Having a secretary is optional for private limited companies, although it’s still a requirement for public companies to appoint a suitably qualified company secretary. In this article we’ll go over what a company secretary will normally do for a limited company, and how this is different to a director.
What does a company director do?
Directors are responsible for managing the company, and it’s their job to make decisions in its best interests. It’s also up to the directors to make sure the company complies with its legal obligations, and doesn’t miss deadlines such as submitting the Company Tax Return or annual accounts.
What does a company secretary do?
If you have one, the role of a company secretary can vary. They’ll often be responsible for providing advice and guidance about the governance of the company as well as more broadly administrative tasks.

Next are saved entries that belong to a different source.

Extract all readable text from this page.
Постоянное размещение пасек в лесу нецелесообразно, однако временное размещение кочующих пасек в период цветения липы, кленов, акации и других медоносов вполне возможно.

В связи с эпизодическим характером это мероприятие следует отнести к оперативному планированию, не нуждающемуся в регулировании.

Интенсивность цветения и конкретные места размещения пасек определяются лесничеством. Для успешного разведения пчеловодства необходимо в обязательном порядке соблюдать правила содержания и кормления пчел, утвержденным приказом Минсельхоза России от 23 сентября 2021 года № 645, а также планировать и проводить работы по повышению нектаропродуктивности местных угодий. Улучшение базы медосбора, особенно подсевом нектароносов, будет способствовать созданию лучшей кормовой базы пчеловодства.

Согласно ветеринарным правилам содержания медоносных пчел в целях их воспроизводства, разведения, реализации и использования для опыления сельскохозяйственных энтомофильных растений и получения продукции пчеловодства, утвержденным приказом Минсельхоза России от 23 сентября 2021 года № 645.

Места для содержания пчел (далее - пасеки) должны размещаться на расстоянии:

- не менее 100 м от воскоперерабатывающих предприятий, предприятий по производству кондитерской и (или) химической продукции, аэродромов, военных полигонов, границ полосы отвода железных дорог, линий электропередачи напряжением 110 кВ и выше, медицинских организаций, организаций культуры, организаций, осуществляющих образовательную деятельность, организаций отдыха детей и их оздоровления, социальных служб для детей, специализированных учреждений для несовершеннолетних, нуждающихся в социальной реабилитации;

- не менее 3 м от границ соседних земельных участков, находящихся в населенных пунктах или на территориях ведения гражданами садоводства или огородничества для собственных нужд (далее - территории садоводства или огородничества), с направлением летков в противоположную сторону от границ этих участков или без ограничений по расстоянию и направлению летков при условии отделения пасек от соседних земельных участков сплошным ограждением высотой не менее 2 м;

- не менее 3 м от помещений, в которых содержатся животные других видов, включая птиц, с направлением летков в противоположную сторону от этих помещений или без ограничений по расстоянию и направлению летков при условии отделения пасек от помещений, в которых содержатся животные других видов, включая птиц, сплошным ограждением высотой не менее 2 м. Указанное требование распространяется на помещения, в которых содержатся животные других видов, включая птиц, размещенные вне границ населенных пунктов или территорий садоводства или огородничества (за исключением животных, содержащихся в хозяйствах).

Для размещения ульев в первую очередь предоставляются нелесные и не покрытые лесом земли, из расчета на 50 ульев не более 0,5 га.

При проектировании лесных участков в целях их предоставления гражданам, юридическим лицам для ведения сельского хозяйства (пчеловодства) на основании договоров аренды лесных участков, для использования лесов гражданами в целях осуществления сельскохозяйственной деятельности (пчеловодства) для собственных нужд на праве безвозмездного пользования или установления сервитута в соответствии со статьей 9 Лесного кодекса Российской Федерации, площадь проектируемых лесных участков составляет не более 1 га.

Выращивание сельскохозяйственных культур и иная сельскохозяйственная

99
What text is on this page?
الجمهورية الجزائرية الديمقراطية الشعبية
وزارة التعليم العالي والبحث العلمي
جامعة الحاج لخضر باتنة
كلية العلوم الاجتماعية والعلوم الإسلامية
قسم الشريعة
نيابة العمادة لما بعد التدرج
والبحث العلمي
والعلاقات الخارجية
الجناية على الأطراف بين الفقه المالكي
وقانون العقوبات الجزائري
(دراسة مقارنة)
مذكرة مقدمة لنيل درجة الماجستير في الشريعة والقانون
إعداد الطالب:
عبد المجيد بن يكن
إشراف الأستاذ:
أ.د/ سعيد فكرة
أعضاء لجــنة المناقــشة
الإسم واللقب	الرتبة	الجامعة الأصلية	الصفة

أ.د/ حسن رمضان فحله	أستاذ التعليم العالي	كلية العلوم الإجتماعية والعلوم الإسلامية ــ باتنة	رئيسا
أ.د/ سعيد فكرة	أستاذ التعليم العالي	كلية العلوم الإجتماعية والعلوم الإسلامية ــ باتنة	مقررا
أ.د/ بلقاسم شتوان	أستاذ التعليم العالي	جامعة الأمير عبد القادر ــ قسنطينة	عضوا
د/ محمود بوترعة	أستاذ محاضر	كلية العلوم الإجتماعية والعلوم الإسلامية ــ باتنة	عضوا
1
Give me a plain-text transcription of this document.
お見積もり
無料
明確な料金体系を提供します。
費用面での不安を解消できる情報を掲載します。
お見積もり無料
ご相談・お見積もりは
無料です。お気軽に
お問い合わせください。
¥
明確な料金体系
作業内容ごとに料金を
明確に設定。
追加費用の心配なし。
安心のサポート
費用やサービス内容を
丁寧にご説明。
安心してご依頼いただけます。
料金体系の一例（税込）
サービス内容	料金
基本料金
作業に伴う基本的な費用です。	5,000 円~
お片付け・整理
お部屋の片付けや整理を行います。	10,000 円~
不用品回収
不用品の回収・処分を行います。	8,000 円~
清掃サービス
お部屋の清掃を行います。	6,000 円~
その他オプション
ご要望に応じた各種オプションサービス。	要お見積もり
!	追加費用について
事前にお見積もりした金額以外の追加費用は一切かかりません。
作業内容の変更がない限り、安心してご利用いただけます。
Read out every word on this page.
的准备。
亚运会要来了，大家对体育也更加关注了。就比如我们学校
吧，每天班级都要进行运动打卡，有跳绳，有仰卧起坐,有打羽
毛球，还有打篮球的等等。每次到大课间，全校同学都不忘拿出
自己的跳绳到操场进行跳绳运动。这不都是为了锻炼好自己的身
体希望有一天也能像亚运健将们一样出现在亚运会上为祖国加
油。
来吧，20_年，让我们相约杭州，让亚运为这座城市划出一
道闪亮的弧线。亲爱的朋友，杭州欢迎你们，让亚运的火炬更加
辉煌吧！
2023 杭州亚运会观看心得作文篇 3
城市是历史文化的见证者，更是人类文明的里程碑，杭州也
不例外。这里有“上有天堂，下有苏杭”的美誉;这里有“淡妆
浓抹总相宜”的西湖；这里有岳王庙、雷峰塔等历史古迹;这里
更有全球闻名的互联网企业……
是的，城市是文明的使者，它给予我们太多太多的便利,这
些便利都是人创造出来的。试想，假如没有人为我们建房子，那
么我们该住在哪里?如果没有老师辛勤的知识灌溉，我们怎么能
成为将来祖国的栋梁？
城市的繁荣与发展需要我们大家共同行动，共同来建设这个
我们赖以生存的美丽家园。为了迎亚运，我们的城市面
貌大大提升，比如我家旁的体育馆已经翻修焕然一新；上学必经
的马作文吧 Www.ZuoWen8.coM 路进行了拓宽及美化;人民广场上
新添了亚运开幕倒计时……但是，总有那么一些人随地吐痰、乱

Again, this can be very varied, but might include:
- Keeping records about who is involved in the business, such as directors and shareholders, and their rights and responsibilities
- Submitting reports and accounts
- Arranging the company’s Annual General Meeting, giving proper notice, and circulating any documents before or after it takes place
- Working with directors to make sure they’re compliant with both corporate legislation as well as the company’s own articles of association
Who can be a company secretary?
There were originally restrictions that meant sole directors were unable to act as company secretary but this is no longer the case for private companies. Nowadays anyone (within reason!) can be a secretary in a private company, though it’s the directors’ responsibility to choose someone with knowledge and experience for the job.
In public companies the company secretary must be someone with a professional qualification or membership to a proper governing body, such as an accountant or solicitor.